Il fait gris en Normandie. C'est la première fois que j'écris un texte pour un blog. Moi qui écrivais en allemand sur une vieille machine à écrire Remington "Noiseless", me voilà bien dépaysé. D'autant plus dépaysé, que j'ai cessé de pratiquer l'art du fragment - destiné à saisir une totalité encore insoupçonnable - pour essayer de comprendre vers quoi dérivaient nos sociétés et notre culture. Je me souviens avoir écrit sur Madonna, il y a une vingtaine d'années et d'avoir essayé de déchiffrer la logique des clips. Cela s'appelait "Der bleiche Engel der Kompression" (1987), l'ange pâle de la compression. L'idée avait été de montrer que ce qui faisait "tenir ensemble" un clip, c'était deux choses : des séquences suffisamment courtes, et une compression suffisamment forte de ces séquences. A l'instar de la physique des céramiques, il suffisait de comprimer avec suffisamment de force deux ou plusieurs éléments disparates, pour que ces éléments tiennent ensemble - jusqu'à former dans certains cas de puissants semi-conducteurs dont la force de résistance était quasiment nulle. Peu importe leur nature, leur sens, leur signification, il suffisait de serrer assez fort. Pour obtenir du liant. Pour obtenir du lien. Pour couler toute résistance, toute critique. Bref, vous prenez deux merdes, deux images, deux perceptions et vous serrez. Et, miracle, non seulement ça "tient", mais ça passe ! Vous appliquez ensuite l'image aux foules, aux ensembles urbains, aux malls, aux plages, aux infos etc. et vous appliquez la formule : 1. séquencer en éléments minimaux (idéalement selon le rythme de la perception qui est de deux secondes) et 2. compresser (dans le temps, l'espace, la matière) - et vous obtenez une loi physique passablement intéressante.

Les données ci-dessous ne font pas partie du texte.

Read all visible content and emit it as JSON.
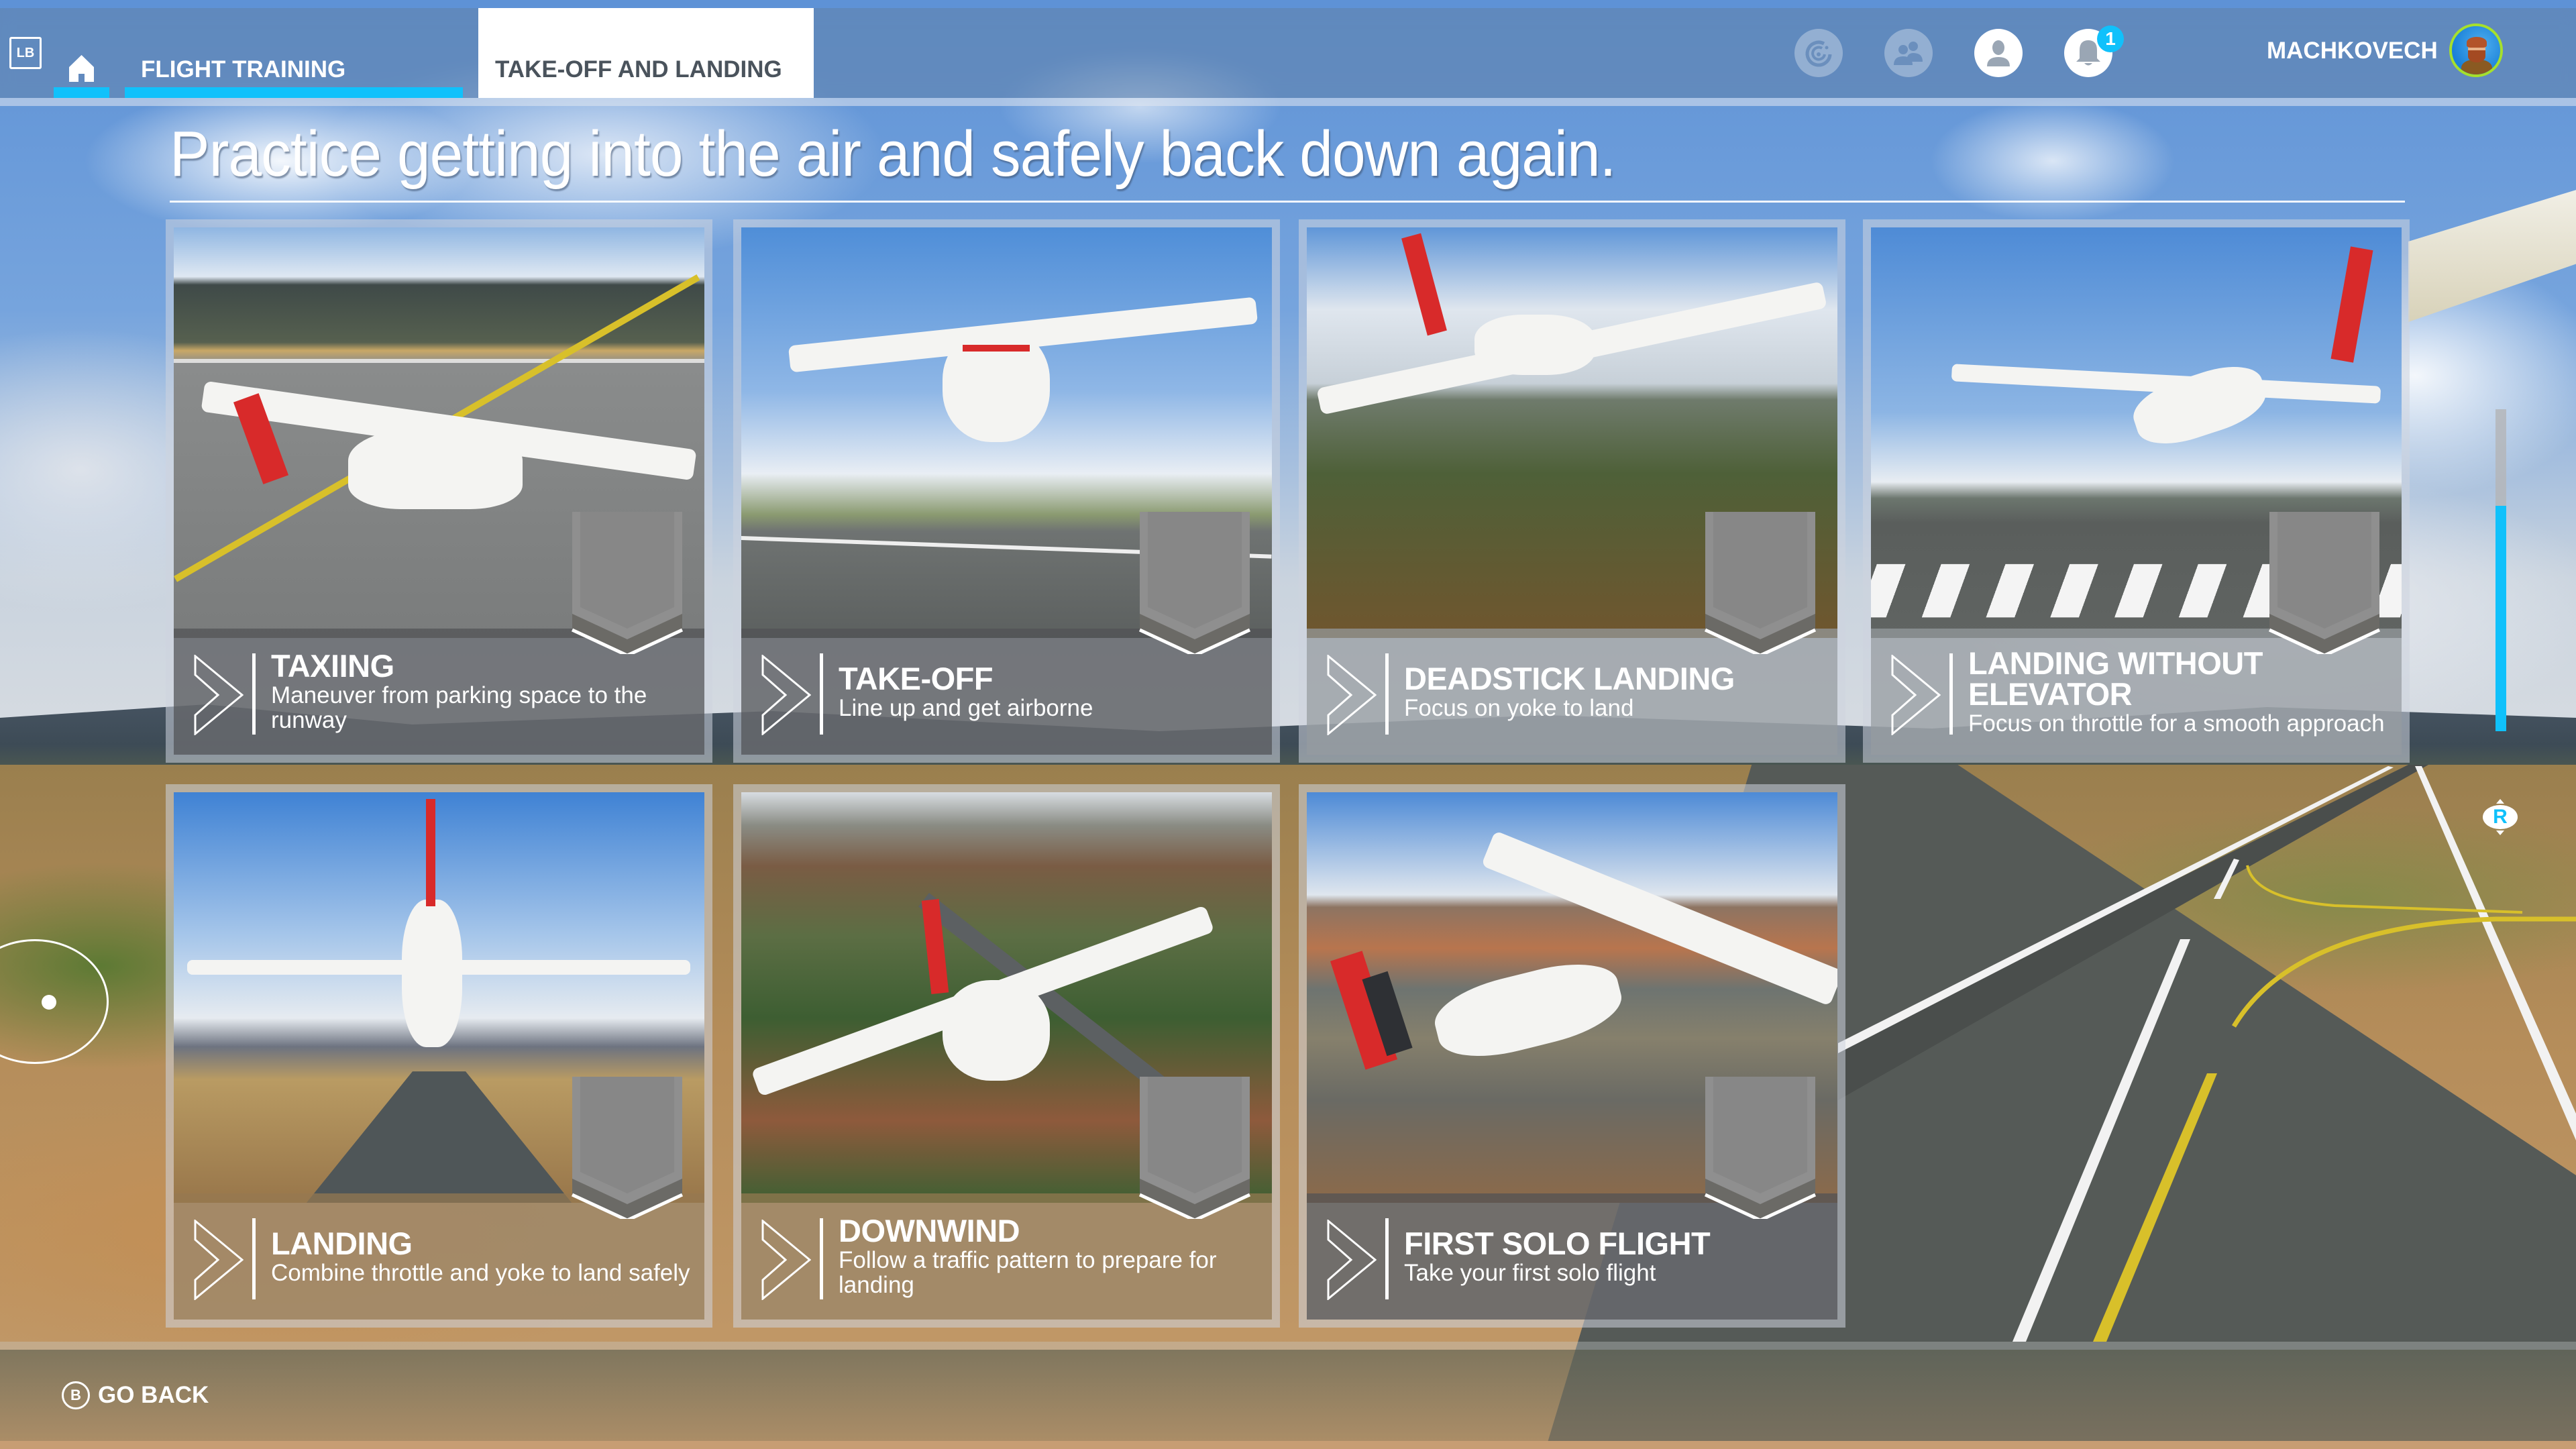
{
  "header": {
    "lb_label": "LB",
    "home_icon": "home-icon",
    "tabs": [
      {
        "label": "FLIGHT TRAINING",
        "active": false
      },
      {
        "label": "TAKE-OFF AND LANDING",
        "active": true
      }
    ],
    "icons": [
      {
        "name": "activity-feed-icon",
        "state": "dim"
      },
      {
        "name": "friends-icon",
        "state": "dim"
      },
      {
        "name": "profile-icon",
        "state": "lit"
      },
      {
        "name": "notifications-icon",
        "state": "lit",
        "badge": "1"
      }
    ],
    "username": "MACHKOVECH",
    "accent_color": "#10c1fb",
    "avatar_ring_color": "#a6e02c"
  },
  "page": {
    "title": "Practice getting into the air and safely back down again."
  },
  "cards": [
    {
      "title": "TAXIING",
      "description": "Maneuver from parking space to the runway"
    },
    {
      "title": "TAKE-OFF",
      "description": "Line up and get airborne"
    },
    {
      "title": "DEADSTICK LANDING",
      "description": "Focus on yoke to land"
    },
    {
      "title": "LANDING WITHOUT ELEVATOR",
      "description": "Focus on throttle for a smooth approach"
    },
    {
      "title": "LANDING",
      "description": "Combine throttle and yoke to land safely"
    },
    {
      "title": "DOWNWIND",
      "description": "Follow a traffic pattern to prepare for landing"
    },
    {
      "title": "FIRST SOLO FLIGHT",
      "description": "Take your first solo flight"
    }
  ],
  "scroll": {
    "knob_label": "R",
    "fill_fraction": 0.7
  },
  "footer": {
    "button_glyph": "B",
    "go_back_label": "GO BACK"
  }
}
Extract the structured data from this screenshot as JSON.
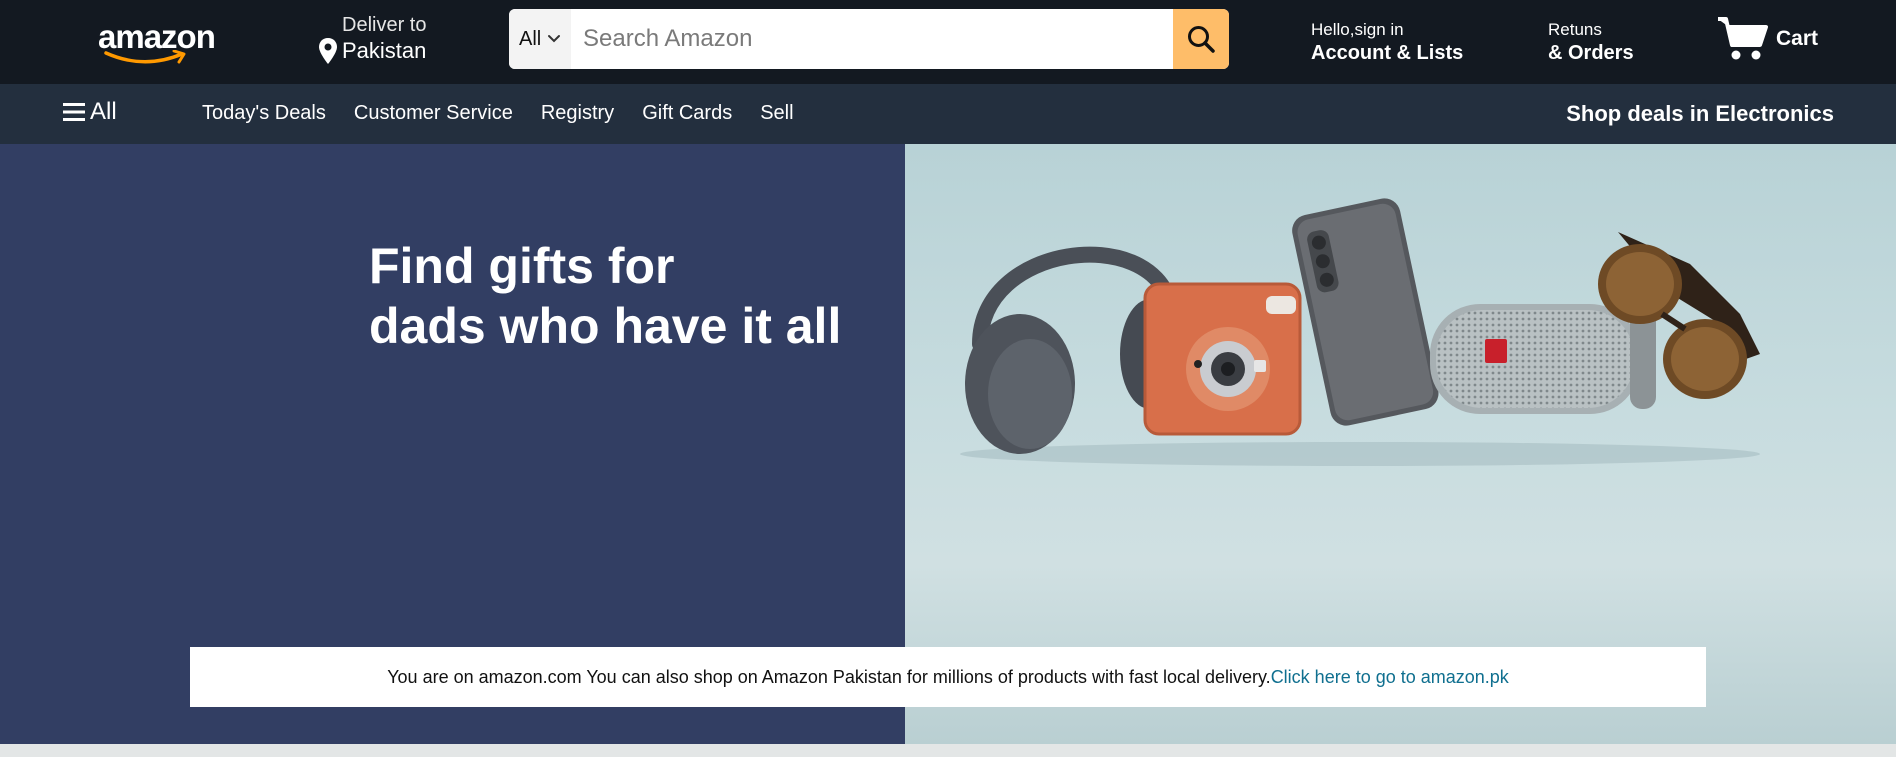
{
  "header": {
    "logo_text": "amazon",
    "deliver_label": "Deliver to",
    "deliver_location": "Pakistan",
    "search": {
      "category": "All",
      "placeholder": "Search Amazon"
    },
    "account_line1": "Hello,sign in",
    "account_line2": "Account & Lists",
    "orders_line1": "Retuns",
    "orders_line2": "& Orders",
    "cart_label": "Cart"
  },
  "subnav": {
    "all_label": "All",
    "links": [
      "Today's Deals",
      "Customer Service",
      "Registry",
      "Gift Cards",
      "Sell"
    ],
    "promo": "Shop deals in Electronics"
  },
  "hero": {
    "title_line1": "Find gifts for",
    "title_line2": "dads who have it all"
  },
  "notice": {
    "text": "You are on amazon.com You can also shop on Amazon Pakistan for millions of products with fast local delivery.",
    "link": "Click here to go to amazon.pk"
  },
  "colors": {
    "topbar": "#131921",
    "subnav": "#232f3e",
    "search_button": "#febd69",
    "hero_left": "#323e63",
    "logo_smile": "#ff9900",
    "link": "#0f6f8f"
  },
  "icons": [
    "map-pin-icon",
    "chevron-down-icon",
    "search-icon",
    "cart-icon",
    "hamburger-icon"
  ]
}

Evidemment, l'art de l'allusion, de l'allégorie, de la métaphore, du signe entre initiés était patent. Maître Baudrillard était passé par là. Avec une certaine délectation, je conjuguais le terme de compression dans le langage du ski, en physique, en esthétique (ah César), pour obtenir une petite facétie à la mode de Simmel. La cerise sur le gâteau étant cette absence de résistance (électrique) chez le semi-conducteurs produits par compression. De la résistance physique à la résistance politique - suivez le geste.
Et soudain, on se rend compte que tout cela est bel et bien fini. Baudrillard mort, Siné parjuré. Et j'ajouterais pour ma part : Joe Zawinul ayant plié son ombrelle et plus personne pour composer "In a silent way".